ISLAMABAD: Asian Bradman Zaheer Abbas said he believed cricket would never be the same again post COVID-19 after restrictions will be imposed.
“Of course, it will not be the same. But they should go and play because it will at least be good for their fitness and there will be some action,” Abbas was quoted as saying by Sportstar.
“They (Players) have been away from the game for a while, so how they will fare – is something that will be on their mind. Even if they play in empty grounds, they will be fully prepared (mentally). They also know that is just happening for the time being, and there will soon be a time when the fans will be back in the stands,” he said.
In a bid to keep the players motivated, some of the associations – including the Pakistan Cricket Board – have been organising online sessions with former cricketers and Abbas calls it a welcome move.
“At least, they are trying to keep the players busy somehow or the other. They have already told the players what to do, in terms of exercises and other fitness drills. Now there will be no excuses that players weren’t told what to do in these months. So, players should be fit,” Abbas said.
“In a way, it is also good that they are not playing cricket because it is a much-needed rest from a heavy schedule. They hardly get time to rest and this is the first time (in many years) that they are not playing cricket for a long time. Sometimes, rest is also required.”
Abbas said if the COVID-19 pandemic situation improves then Pakistan could travel to England for even a ‘reduced’ series.
The former ICC president was optimistic that if things improve, Pakistan could travel to England for three Tests and three Twenty20s – scheduled to begin on July 30.
“There is still a 50-50 chance. If things improve and if the government feels that the situation is under control and its safe for teams to travel, then Pakistan may go ahead with its tour to England. It could be a smaller affair, but at least things will start somewhere,” Abbas said.
As per the original schedule, Pakistan is to play a three-Test series against England at the end of July, followed by a three-match T20 series, ending on September 2.
“The games should start if the coronavirus is under control and the deaths are not increasing. Even if they don’t allow the crowd to come to the ground, the game will be watched by people on television all over the world. In such times, it will actually give people something to talk about. It will be a motivation for other countries, too, to start cricket,” Abbas said.
“The boards are losing money, and if things improve and the series begins, there could be at least some cricket. But of course, it all depends on how the situation pans out over the next couple of months,” he said.
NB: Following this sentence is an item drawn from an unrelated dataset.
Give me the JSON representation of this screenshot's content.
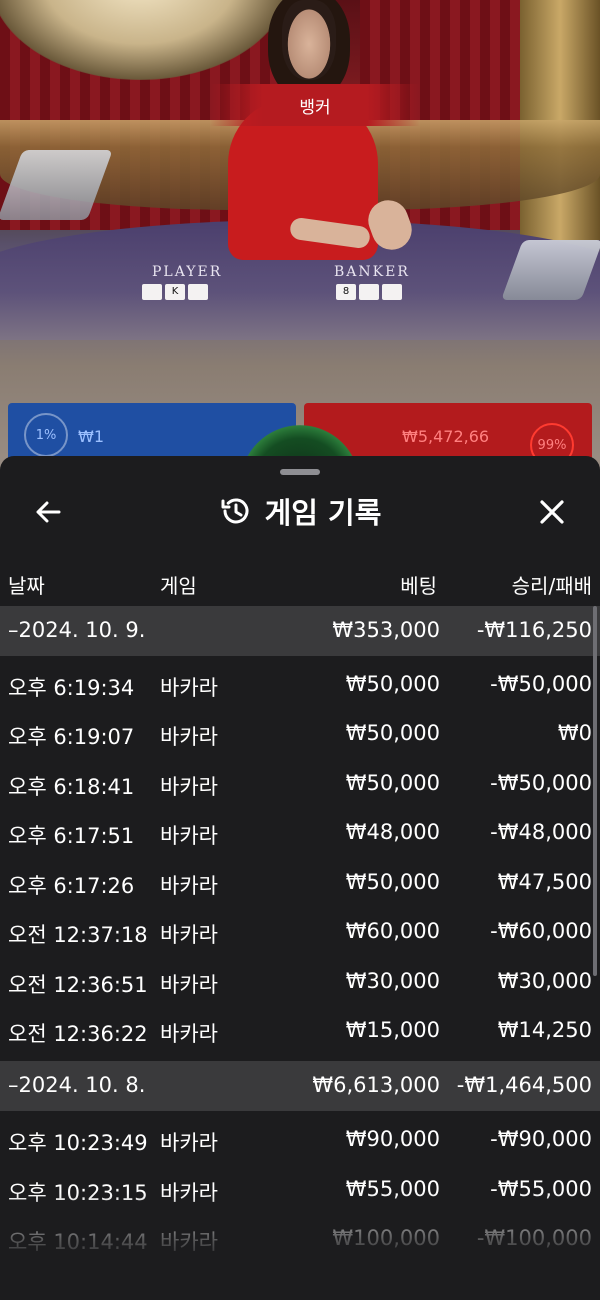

With its domestic cricket season largely affected and The Hundred postponed, the England and Wales Cricket Board (ECB) is hoping to resume international cricket by July, with back-to-back series against the West Indies and Pakistan.
Obviously, there is not much clarity yet on whether the tournaments would start as per schedule. But Abbas believes that even if the series against Pakistan happens, the spectators may have to stay away from the ground.
“It’s not ideal. But the boards are losing money, so if the action resumes (even without crowd), at least some money will come in (through television rights). At the moment, it’s very unpredictable. You don’t know what will happen, but I think this is what the England cricket board will try to do,” the cricketing legend said.
“With lockdown, more people will watch the games on television all over the world — be it the Pakistanis, the English fans, or the cricket enthusiasts across the globe,” he said.